Adrenoleukodystrophy, X-Linked

Clinical Characteristics
Ocular Features: 

Virtually all patients have visual symptoms.  Loss of acuity, hemianopia, visual agnosia, optic atrophy, and strabismus are the most common features.   Neuropathy may cause a decrease in corneal sensation.  Gaze abnormalities due to ocular apraxia are sometimes seen.  Ocular symptoms often occur after the systemic abnormalities are noted.  However, there is considerable heterogeneity in age of onset and progression of symptoms.

Histopathology of ocular structures reveals characteristic inclusions in retinal neurons, optic nerve macrophages, and the loss of ganglion cells with thinning of the nerve fiber layer of the retina. 

Systemic Features: 

This is a peroxisomal disorder of very-long-chain fatty acid (VLCF) metabolism that leads to progressive neurological and adrenal dysfunction from accumulation of VLCFAs in the nervous system, adrenal glands, and testes.  The age of onset and clinical course are highly variable and there may be several forms.  The childhood form begins between the ages of 4 and 8 years but in other patients with the adult form, symptoms may not appear until the third decade of life.  A viral illness may precipitate the onset.   Symptoms of both central and peripheral neurologic disease are often present with cognitive problems, ataxia, spasticity, aphasia, and loss of fine motor control.  Hearing loss is seen in some patients.  Younger patients tend to have more behavioral problems while older individuals may develop dementia.

Adrenal insufficiency leads to skin hyperpigmentation, weakness, loss of muscle mass and eventually coma.  Impotence in males is common. 

Genetics

This is an X-linked disorder secondary to mutations in the ABCD1 gene (Xp28).  The result is a deficiency in the cellular transporter known as adrenoleukodystrophy protein active in perioxosomes.

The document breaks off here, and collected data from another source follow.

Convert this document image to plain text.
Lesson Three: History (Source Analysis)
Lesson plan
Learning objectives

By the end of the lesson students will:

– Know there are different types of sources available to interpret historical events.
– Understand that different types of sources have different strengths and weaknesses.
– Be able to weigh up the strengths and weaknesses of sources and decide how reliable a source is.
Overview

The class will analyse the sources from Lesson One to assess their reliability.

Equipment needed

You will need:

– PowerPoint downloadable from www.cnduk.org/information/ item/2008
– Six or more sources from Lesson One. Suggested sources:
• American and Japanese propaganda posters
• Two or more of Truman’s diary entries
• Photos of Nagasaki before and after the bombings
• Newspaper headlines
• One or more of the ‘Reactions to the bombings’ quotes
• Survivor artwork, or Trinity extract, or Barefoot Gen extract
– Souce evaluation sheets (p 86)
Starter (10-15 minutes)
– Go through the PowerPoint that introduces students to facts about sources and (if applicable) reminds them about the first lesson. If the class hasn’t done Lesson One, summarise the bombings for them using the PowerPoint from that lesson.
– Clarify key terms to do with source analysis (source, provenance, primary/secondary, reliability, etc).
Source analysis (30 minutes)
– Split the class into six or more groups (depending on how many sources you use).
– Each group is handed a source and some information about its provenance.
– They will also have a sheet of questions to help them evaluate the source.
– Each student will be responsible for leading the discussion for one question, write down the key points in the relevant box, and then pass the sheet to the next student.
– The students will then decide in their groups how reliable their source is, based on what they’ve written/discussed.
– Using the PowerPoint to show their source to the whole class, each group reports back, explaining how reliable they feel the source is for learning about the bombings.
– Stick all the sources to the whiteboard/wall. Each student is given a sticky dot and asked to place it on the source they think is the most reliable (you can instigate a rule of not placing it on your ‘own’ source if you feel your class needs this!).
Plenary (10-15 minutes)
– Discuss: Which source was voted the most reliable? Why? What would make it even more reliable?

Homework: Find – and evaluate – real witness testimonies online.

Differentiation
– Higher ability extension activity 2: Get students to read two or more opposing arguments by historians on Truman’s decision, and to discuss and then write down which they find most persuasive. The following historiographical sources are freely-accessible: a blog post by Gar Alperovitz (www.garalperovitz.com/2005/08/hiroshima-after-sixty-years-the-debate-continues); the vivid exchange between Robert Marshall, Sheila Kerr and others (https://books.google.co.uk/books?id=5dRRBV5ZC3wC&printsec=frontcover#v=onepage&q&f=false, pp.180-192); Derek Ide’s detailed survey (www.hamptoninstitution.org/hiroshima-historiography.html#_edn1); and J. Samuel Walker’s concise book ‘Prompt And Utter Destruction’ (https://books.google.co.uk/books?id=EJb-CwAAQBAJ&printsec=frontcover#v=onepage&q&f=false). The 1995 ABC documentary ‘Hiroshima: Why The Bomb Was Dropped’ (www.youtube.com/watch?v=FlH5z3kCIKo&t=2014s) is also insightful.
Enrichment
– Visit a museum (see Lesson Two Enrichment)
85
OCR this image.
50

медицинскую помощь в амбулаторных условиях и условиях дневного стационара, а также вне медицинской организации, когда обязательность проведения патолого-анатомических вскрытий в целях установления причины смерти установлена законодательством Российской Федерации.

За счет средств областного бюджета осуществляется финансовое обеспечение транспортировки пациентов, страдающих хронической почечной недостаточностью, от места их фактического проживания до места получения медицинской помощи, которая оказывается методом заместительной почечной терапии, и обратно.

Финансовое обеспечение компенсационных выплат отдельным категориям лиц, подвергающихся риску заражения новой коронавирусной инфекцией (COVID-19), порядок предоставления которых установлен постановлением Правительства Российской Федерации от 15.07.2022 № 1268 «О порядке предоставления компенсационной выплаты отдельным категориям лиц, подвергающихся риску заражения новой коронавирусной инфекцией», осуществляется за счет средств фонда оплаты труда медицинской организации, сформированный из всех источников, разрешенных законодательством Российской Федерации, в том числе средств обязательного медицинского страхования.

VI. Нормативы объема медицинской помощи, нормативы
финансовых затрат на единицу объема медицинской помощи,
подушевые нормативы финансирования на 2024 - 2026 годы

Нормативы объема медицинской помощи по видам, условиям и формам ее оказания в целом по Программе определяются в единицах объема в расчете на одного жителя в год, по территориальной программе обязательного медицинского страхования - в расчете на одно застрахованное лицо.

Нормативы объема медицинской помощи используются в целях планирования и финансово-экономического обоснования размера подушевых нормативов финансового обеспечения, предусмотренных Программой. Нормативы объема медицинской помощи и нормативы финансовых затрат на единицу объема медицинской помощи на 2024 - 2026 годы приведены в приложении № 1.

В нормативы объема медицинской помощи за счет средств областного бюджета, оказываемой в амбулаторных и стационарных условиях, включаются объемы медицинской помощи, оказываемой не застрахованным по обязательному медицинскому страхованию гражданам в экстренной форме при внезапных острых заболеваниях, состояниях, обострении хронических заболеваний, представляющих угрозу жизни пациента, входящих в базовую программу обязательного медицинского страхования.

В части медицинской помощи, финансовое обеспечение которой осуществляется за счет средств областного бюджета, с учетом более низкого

Although this X-linked disorder is primarily manifest in males, between 20 and 50% of female carriers have at least some symptoms, usually with a later onset than seen in males.

There are also rare cases with an apparent autosomal recessive pattern of inheritance (NALD) (202370) having an earlier onset and more aggressive course. 

Treatment
Treatment Options: 

Treatment of adrenal insufficiency is important and can be lifesaving.  Low vision aids, physical therapy and special education may be helpful.  Some young patients with early disease have benefitted from bone marrow transplantation.  "Lorenzo's Oil" (a mixture of oleic acid and erucic acid) has been reported to reduce or delay symptoms in some boys. 

References
Article Title: 

X-linked adrenoleukodystrophy

Moser HW, Mahmood A, Raymond GV. X-linked adrenoleukodystrophy. Nat Clin Pract Neurol. 2007 Mar;3(3):140-51. Review.

PubMed ID: 
17342190

References

Jangouk P, Zackowski KM, Naidu S, Raymond GV. Adrenoleukodystrophy in female heterozygotes: Underrecognized and undertreated. Mol Genet Metab. 2011 Nov 10. [Epub ahead of print]

PubMedID: 33112817

Moser HW, Mahmood A, Raymond GV. X-linked adrenoleukodystrophy. Nat Clin Pract Neurol. 2007 Mar;3(3):140-51. Review.

PubMedID: 17342190

Raymond GV, Jones RO, Moser AB. Newborn screening for adrenoleukodystrophy: implications for therapy. Mol Diagn Ther. 2007;11(6):381-4.

PubMedID: 18078355

Cohen SM, Green WR, de la Cruz ZC, Brown FR 3rd, Moser HW, Luckenbach MW, Dove DJ, Maumenee IH. Ocular histopathologic studies of neonatal and childhood adrenoleukodystrophy. Am J Ophthalmol. 1983 Jan;95(1):82-96.